Antonello Rovellotti, “Costa del Salmino” Ghemme Riserva
Rovellotti’s “Costa del Salmino” is like discovering your abstract wall painting is actually hiding an original Kandinsky beneath the canvas: You purchased it for an affordable price but after digging deeper, you learn it’s a priceless, time-tested, painstakingly crafted treasure. Since the 1400s, no fewer than 11 generations of the Rovellotti family have lived in the comune of Ghemme, and today’s rare Riserva is their magnum opus.
Culled from half-century-old vines and matured in Swiss oak for 42 months, this prized and extremely limited Nebbiolo will lock horns with any blue-chip Barolo/Barbaresco. The ebullient fruit, earthen savor, and heady perfume are all there, wrapped in the gracefully woodsy frame that has made Alto Piemonte world-renowned. It’s worth noting that in the select years Rovellotti actually declares a Riserva, only a few hundred cases are produced—so we must limit all purchases to six bottles today. I suggest maxing out because these 2015s will defy Father Time in grand style!
Ghemme belongs to the greater “Alto Piemonte,” the more northerly part of Italy’s Piedmont region, about a 90-minute drive northeast of Barolo. Clustered around the Sesia River north of the city of Novara, the assorted wine appellations of the Alto Piemonte are prime hunting grounds for extreme Nebbiolo values, and Ghemme has proved especially fertile. But there just isn’t much to be had: The geographic boundaries of the appellation are already quite small, but the number of planted acres here is shockingly low (there’s a reason this wine is so hard to obtain!) Further, like Barolo and Barbaresco, Ghemme is classified as a DOCG—the “G” standing for garantita, or guaranteed—which is the highest “quality indicator” in the Italian appellation system.
Antonello Rovellotti lives in the small village of Ghemme, which is centered around a sprawling castle built in the 1100s. His “winery” is little more than a collection of trap doors, lofts, and crawl spaces hidden all over the castle. Despite the modest production volume here, it takes numerous key rings and an hour of exploring and climbing ladders to see the entire operation. While Antonello is a gifted/experienced winemaker, and his vines are among the village’s oldest and most prized, for me, the real story with Rovellotti is his vinification.
He is not afraid of making wine the long and hard way. His grapes are macerated on their skins and left on lees for a mind-boggling amount of time. The “Costa del Salmino” Riserva sees the longest: After maturing for 42 months in neutral, lightly toasted Swiss oak barrels, along with heaps of additional time in bottle, six years have passed. Most modern wine producers—even in top-dollar regions like Barolo—aren’t willing to defer revenues for that long. Rovellotti is crafting Piedmontese Nebbiolo much like it was in the 1960s.

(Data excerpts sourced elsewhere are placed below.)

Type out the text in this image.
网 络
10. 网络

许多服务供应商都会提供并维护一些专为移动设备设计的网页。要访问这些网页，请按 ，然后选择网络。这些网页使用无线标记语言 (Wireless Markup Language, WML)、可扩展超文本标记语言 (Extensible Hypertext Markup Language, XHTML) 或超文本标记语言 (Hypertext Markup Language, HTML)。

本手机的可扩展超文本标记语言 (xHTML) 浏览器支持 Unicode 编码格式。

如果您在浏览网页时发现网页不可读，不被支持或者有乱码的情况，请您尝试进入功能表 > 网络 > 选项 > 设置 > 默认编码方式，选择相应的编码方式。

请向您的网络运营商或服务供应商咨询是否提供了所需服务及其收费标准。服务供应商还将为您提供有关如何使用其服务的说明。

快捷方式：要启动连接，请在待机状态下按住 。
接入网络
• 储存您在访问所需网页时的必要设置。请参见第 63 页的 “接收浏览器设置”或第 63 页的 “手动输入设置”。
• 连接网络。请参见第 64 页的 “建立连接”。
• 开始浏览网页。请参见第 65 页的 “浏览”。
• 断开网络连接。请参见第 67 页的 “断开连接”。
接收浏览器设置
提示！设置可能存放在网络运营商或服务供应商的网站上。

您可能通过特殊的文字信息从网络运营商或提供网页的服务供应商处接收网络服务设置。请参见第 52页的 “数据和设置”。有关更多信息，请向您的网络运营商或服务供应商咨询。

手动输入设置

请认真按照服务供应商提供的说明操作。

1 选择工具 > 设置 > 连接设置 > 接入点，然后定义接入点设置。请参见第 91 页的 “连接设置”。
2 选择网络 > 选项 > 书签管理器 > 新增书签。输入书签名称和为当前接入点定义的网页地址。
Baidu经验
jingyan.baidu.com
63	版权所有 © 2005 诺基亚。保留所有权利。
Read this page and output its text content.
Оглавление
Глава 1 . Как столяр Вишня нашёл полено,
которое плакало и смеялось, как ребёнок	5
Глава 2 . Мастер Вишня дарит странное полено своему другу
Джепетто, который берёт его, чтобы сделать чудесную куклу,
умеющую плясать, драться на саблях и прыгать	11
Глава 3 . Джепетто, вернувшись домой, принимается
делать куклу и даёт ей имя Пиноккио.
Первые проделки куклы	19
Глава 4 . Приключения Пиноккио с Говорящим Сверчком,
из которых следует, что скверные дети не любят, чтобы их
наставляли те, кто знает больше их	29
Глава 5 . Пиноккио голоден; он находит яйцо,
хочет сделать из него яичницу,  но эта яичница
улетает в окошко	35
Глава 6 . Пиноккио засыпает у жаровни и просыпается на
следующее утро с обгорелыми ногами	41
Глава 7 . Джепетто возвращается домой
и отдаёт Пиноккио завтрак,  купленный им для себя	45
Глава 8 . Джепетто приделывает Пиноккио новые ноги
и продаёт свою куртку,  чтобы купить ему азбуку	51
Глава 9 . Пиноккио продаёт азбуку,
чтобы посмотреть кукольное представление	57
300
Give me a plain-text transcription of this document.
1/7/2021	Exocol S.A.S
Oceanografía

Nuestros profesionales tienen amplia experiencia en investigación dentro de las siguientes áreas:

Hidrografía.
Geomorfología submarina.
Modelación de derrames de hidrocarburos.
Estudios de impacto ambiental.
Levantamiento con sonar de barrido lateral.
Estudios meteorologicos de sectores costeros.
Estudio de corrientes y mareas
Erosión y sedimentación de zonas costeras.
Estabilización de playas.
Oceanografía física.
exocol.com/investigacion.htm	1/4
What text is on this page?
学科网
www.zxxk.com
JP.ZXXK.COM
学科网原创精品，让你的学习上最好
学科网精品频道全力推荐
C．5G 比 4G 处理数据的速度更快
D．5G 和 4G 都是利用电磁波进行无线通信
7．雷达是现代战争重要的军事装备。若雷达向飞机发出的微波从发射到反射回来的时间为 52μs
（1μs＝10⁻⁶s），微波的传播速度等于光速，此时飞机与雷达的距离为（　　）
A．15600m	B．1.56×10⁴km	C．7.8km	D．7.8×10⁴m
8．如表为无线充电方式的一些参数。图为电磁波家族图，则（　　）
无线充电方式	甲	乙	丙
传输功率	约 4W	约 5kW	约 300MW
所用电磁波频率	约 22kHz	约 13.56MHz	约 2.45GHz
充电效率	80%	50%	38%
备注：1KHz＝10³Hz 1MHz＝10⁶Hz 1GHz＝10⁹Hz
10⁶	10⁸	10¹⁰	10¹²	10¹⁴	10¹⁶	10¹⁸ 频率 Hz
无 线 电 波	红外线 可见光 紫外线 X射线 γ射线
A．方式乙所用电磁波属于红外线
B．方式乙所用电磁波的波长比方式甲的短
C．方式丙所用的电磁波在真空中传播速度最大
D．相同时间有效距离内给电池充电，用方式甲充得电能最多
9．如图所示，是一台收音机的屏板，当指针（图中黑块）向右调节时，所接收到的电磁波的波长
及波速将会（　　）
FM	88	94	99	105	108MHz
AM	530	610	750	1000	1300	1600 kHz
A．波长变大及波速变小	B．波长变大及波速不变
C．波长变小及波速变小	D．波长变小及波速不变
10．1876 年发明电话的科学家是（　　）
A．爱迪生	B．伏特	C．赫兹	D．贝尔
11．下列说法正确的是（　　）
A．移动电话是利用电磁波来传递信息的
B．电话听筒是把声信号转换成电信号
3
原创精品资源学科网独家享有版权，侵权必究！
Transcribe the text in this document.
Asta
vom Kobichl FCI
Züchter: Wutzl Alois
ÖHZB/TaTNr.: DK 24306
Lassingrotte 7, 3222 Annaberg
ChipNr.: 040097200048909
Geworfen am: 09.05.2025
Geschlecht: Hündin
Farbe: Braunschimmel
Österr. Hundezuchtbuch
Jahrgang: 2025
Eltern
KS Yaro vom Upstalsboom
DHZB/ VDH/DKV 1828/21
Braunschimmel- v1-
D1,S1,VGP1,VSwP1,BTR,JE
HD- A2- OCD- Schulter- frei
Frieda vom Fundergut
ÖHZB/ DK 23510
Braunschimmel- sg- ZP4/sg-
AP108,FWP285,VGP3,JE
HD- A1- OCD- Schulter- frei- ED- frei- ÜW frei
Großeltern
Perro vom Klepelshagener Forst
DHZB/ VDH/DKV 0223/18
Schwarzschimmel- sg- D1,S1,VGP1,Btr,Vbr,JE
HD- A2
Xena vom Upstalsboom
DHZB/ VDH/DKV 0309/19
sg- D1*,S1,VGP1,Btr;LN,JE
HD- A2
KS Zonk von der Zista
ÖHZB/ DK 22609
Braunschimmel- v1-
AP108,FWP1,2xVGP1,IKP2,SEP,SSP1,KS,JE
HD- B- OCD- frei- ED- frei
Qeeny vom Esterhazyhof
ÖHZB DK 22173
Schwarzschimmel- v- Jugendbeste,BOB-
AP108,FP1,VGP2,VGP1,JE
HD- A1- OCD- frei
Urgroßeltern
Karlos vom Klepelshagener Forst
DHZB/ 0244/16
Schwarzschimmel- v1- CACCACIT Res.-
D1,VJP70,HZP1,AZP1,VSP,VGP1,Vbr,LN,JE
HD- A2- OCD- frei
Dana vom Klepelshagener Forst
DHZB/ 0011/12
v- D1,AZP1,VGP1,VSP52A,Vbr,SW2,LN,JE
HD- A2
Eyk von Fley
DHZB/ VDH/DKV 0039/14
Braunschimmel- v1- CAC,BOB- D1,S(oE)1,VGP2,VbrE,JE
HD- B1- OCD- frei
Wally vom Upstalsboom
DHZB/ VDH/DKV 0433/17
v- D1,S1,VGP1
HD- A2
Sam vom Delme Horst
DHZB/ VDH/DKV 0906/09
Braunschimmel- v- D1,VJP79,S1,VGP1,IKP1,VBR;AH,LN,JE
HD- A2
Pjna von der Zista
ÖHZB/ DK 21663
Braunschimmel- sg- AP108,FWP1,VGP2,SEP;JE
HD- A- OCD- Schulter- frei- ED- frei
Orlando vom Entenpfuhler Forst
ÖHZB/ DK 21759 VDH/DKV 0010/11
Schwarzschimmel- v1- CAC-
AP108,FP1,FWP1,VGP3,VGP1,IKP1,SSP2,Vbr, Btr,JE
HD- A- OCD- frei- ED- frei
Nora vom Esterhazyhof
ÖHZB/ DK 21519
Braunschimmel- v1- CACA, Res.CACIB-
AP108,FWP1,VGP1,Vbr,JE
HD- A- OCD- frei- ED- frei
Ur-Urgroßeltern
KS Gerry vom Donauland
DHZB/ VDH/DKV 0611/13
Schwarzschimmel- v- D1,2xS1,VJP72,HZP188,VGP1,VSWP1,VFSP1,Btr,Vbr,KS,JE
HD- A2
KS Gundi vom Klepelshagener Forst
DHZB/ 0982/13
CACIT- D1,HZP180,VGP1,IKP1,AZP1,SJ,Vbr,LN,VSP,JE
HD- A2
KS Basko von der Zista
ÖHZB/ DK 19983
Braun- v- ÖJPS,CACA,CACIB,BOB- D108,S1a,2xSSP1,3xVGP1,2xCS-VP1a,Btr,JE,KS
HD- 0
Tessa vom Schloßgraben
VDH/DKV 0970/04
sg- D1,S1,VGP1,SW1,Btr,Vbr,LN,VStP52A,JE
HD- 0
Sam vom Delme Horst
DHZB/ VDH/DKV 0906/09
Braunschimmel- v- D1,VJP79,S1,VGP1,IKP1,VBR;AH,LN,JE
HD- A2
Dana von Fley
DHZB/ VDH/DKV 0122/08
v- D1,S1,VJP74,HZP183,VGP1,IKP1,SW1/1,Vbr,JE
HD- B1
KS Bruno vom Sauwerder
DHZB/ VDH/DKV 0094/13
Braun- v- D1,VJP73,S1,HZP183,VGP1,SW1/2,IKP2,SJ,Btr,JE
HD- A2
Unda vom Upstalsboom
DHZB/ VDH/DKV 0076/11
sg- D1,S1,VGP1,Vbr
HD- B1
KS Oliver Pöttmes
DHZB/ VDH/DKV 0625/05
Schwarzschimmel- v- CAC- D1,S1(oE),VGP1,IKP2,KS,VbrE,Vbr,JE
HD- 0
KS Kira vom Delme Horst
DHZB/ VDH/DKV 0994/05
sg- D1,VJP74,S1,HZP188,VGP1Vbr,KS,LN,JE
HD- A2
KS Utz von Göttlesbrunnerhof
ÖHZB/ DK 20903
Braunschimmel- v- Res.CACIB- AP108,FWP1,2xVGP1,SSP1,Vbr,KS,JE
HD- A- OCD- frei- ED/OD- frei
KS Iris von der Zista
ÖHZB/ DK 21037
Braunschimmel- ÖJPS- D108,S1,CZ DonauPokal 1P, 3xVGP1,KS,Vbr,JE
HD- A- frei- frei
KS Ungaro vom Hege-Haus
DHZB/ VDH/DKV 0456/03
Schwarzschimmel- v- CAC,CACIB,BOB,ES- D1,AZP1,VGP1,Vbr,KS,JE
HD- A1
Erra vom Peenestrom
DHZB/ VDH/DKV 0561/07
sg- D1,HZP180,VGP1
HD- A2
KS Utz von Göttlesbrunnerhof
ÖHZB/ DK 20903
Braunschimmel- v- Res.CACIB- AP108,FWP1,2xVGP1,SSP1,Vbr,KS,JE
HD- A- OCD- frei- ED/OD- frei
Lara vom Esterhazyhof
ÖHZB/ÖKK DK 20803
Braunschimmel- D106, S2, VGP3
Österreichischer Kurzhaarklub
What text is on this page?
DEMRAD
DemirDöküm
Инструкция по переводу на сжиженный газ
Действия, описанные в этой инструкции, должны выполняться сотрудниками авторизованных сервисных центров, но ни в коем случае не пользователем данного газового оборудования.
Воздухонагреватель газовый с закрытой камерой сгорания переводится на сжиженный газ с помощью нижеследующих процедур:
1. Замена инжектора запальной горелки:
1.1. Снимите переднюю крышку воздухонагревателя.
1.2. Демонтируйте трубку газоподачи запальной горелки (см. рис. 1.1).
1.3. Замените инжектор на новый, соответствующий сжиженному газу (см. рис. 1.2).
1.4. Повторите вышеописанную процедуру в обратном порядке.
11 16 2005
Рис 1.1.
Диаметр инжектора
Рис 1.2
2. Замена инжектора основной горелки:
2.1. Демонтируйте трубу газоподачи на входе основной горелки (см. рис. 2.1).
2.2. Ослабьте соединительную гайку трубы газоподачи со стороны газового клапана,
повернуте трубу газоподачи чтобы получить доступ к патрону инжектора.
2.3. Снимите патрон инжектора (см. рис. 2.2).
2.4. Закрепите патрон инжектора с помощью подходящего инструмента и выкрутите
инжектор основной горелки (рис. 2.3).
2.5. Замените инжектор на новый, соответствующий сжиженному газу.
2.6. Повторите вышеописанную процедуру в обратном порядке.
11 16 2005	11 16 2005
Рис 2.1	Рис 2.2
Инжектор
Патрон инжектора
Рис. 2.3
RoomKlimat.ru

Rovellotti’s flagship “Costa del Salmino” always delivers the quintessential look and feel of a premium, superbly graceful Nebbiolo. Truly, they’ve hardly ever missed the mark during my eight years of consuming them. While you should taste this wine after pulling the cork to see how it’s showing, ours needed a full 60 minutes of air before blossoming.
This 2015 spills into a Burgundy stem with a limpid garnet hue moving out to a brick-orange rim and returns perfumed, woodsy aromas of red cherry, brambleberry, dried black raspberry, candied strawberry, blood orange peel, tar, charred rose, underbrush, polished leather, and light baking spices. The palate is medium-plus-bodied yet wonderfully lifted, a complete master class on the marriage of mineral tension, fine tannins, and a supple wild-berry core. We tracked our sublime bottle well into the second day and it only improved, which leads me to believe this has a long, healthy life ahead of it. Drink now and well into the 2030s.